Murder at Mansfield Park
by Lynn Shepherd |
REVIEWED BY ELLEN SHAPIRO
The Jane Austen juggernaut has produced an array of zany mash-ups, including last year’s Pride and Prejudice and Zombies. Now there’s a more upscale homage: Shepherd’s delightfully witty reimagining of Mansfield Park, with its country manor and simmering family tensions, as a classic whodunit. The plot is turned on its head as the dreary Fanny Price becomes a wicked gold-digger who delights in humiliating Mary Crawford, now the novel’s perceptive heroine.
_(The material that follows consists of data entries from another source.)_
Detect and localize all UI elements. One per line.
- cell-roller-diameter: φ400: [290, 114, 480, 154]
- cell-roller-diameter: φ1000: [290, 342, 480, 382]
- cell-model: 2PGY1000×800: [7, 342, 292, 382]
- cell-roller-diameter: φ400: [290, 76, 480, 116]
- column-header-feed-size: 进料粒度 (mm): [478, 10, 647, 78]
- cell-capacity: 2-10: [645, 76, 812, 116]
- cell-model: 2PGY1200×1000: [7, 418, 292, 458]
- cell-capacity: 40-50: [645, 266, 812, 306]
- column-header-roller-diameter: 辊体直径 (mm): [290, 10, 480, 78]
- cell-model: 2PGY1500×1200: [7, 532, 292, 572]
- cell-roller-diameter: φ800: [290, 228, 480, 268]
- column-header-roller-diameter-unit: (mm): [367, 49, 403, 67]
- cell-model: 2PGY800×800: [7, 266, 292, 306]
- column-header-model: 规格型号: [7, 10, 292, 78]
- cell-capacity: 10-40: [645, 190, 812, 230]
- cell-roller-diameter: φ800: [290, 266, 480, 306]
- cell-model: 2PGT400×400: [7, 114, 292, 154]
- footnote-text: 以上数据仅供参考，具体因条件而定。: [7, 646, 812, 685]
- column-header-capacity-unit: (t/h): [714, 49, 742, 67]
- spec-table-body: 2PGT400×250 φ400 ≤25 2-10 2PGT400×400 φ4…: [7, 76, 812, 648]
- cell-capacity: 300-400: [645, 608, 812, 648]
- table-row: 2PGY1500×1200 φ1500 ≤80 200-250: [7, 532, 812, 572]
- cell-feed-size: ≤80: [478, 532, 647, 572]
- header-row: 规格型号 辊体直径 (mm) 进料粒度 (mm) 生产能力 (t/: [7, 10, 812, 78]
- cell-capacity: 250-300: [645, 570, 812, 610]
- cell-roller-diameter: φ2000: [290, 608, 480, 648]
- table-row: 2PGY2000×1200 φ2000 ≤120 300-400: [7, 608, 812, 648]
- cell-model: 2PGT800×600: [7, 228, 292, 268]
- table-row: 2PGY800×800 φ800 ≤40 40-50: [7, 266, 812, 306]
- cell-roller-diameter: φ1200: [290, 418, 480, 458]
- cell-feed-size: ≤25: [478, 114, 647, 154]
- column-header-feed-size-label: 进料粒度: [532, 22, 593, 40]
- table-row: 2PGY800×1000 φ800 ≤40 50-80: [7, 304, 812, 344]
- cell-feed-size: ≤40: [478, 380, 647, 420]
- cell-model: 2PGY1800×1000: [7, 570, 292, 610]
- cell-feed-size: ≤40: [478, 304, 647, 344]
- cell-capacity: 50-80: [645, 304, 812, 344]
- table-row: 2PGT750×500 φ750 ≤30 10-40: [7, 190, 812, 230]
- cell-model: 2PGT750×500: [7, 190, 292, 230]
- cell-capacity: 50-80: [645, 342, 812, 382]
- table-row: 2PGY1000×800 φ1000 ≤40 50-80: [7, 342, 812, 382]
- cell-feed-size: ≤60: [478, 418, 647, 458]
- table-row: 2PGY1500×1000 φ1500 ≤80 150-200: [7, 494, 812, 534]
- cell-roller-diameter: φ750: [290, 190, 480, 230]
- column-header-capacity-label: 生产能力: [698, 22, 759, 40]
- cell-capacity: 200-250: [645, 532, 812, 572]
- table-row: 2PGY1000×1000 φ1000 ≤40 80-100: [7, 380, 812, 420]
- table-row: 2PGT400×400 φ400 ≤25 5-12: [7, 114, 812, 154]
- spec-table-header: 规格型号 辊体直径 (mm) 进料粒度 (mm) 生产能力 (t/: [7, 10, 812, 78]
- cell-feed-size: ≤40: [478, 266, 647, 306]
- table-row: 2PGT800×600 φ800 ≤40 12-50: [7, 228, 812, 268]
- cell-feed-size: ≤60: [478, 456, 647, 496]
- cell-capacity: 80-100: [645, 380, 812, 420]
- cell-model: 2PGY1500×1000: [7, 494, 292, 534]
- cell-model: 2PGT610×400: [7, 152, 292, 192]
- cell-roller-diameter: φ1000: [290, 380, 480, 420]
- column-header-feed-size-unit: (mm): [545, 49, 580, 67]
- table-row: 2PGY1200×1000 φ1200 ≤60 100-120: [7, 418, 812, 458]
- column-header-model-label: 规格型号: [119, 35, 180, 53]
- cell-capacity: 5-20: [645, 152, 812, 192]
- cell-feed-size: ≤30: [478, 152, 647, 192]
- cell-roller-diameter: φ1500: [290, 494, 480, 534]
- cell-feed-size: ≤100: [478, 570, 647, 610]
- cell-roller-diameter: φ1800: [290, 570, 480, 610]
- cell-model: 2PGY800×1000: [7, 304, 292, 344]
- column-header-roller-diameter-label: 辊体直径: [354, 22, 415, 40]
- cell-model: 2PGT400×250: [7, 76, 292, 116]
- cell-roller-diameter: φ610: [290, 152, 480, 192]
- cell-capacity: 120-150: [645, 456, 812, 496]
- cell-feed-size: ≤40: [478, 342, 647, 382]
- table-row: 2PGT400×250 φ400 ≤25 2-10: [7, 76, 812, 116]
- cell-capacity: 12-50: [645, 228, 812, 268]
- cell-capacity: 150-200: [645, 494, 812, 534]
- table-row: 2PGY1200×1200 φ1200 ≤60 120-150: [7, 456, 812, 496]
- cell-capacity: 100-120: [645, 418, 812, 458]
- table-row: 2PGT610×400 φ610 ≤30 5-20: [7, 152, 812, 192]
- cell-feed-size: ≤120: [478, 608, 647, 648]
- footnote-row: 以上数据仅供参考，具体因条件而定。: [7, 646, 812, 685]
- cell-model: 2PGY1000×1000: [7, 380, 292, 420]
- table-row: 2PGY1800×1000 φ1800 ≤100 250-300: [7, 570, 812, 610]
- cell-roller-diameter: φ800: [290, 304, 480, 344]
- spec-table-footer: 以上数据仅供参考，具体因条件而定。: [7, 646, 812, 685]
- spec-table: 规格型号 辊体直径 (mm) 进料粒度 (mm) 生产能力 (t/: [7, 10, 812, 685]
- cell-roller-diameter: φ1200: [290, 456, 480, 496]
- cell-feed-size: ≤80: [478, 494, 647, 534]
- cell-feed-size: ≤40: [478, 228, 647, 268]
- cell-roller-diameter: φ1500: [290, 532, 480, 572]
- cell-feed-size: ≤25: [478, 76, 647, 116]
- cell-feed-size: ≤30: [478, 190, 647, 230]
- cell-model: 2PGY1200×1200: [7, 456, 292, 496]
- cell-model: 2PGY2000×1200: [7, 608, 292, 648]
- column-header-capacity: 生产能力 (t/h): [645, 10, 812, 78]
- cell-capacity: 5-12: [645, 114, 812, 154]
When Fanny’s body is found in a ditch, Mary emerges from the shadows to help solve the murder. Those who like their Austen straight-up may take umbrage at some of Shepherd’s conceits-Mary’s preparation of a corpse, for instance, would be right at home in CSI: Mansfield Park. But Shepherd is a passionate aficionado who pays scrupulous attention to historical detail, and her mystery shines a lively light on the classic.
What Is Left The Daughter
by Howard Norman |
REVIEWED BY KIM HUBBARD
Wyatt Hillyer was 17 when his parents, in love with the same woman, leaped to their deaths from separate bridges in Halifax one day in 1941. What their son makes of that crippling inheritance is the subject of this quietly spellbinding novel. Norman renders wartime Nova Scotia so vividly, the salty damp seems to seep into your bones, and though his tale is tragic, it’s the tenacity of hope-“Now and then, life can be improved upon,” as a local puts it-that lingers.